PayPal was the first iteration of electronic P2P payments, though the original platform is long gone and PayPal is only one of several participants in the market today, including mobile wallet providers, financial institutions and others.
According to First Annapolis research, electronic P2P is approximately an $80 billion to $120 billion market opportunity. According to Grill Rapid growth is being driven more by use cases like ad-hoc bill payment, micro-merchant purchases, and intra-family transfers, than by the “split the dinner bill” transactions historically associated this type of network.
According to First Annapolis, over half of the solutions evaluated now facilitate new user registration entirely from a mobile device, and 75 percent can leverage the user’s existing contacts list to populate recipient information, a feature that is highly correlated with a faster consumer transaction sequence.
Grill and several other speakers at the conference pointed out that speed is one of the issues that is critical for the acceptance of all types of payments.

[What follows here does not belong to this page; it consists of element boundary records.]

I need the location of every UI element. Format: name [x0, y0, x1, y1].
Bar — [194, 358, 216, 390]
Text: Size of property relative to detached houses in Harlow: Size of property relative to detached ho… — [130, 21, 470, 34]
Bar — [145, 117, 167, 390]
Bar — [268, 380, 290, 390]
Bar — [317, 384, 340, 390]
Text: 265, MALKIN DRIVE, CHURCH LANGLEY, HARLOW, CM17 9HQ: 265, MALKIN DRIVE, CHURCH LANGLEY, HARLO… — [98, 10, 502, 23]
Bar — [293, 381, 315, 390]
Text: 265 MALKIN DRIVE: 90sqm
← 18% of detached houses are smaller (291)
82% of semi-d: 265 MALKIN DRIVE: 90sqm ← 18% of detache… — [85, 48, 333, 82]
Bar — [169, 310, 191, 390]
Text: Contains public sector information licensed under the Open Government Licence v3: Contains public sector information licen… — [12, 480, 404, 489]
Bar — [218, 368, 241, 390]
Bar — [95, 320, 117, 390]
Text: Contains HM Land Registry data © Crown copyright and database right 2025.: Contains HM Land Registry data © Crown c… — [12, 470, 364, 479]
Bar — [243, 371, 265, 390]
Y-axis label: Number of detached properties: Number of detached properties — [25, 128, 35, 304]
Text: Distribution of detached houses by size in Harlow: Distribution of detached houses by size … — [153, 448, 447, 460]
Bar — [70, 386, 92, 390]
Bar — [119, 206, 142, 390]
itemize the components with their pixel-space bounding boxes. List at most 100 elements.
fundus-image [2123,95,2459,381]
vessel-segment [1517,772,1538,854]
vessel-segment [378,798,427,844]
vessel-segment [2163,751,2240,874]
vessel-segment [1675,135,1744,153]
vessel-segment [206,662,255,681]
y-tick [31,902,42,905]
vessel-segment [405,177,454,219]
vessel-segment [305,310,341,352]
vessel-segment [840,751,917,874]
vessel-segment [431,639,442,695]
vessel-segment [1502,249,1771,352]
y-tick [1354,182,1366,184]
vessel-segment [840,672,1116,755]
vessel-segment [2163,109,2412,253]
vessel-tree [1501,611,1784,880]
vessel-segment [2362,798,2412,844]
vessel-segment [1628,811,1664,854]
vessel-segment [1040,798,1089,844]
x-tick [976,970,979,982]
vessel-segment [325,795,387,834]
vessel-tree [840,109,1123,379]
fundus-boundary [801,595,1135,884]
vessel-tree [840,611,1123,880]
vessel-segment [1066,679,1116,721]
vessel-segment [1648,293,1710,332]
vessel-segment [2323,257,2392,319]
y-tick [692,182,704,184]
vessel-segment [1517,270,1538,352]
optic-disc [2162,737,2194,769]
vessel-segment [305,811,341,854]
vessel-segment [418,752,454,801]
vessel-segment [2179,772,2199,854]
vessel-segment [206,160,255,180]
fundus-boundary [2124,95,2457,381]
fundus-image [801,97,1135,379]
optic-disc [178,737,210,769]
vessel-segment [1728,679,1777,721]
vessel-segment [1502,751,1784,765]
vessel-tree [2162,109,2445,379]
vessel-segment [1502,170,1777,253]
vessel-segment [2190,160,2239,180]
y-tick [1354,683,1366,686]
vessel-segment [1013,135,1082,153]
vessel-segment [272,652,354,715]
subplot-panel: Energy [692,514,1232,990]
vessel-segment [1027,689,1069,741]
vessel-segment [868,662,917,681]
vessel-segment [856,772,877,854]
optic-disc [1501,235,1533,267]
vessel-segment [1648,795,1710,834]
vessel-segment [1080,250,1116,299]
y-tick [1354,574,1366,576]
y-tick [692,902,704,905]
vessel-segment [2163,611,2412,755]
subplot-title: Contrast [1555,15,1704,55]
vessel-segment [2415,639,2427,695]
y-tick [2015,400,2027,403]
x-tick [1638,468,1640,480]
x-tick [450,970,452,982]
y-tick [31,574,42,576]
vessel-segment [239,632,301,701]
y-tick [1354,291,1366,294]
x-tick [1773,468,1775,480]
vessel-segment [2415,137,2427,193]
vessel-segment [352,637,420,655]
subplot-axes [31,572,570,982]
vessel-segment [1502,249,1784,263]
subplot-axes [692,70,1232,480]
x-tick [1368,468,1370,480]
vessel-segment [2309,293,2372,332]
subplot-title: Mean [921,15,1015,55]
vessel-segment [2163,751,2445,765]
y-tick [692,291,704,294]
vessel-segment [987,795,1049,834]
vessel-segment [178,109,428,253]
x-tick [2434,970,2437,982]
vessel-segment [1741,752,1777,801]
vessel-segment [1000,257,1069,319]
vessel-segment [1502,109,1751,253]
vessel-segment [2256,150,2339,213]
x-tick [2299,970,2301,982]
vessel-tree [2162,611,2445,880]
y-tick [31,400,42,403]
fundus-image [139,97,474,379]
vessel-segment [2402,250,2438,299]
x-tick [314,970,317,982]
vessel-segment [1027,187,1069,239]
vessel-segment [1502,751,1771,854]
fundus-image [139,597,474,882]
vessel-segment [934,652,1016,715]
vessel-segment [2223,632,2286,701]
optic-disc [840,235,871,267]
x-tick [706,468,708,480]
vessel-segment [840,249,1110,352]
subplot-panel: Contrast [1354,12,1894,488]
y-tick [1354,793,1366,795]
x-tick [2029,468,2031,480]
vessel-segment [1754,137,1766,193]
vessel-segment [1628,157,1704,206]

For financial institutions, person-to-person payment is a challenging business because in and of itself it is not a profitable offering, according to Grill. However, the feature does help financial institutions build or enhance its relationship with its customers.
“P2P payments is a natural extension of bill payment,” Grill said, adding that the ability to integrate P2P with contact lists is an essential element of advancing these payments because it makes them that much simpler to use.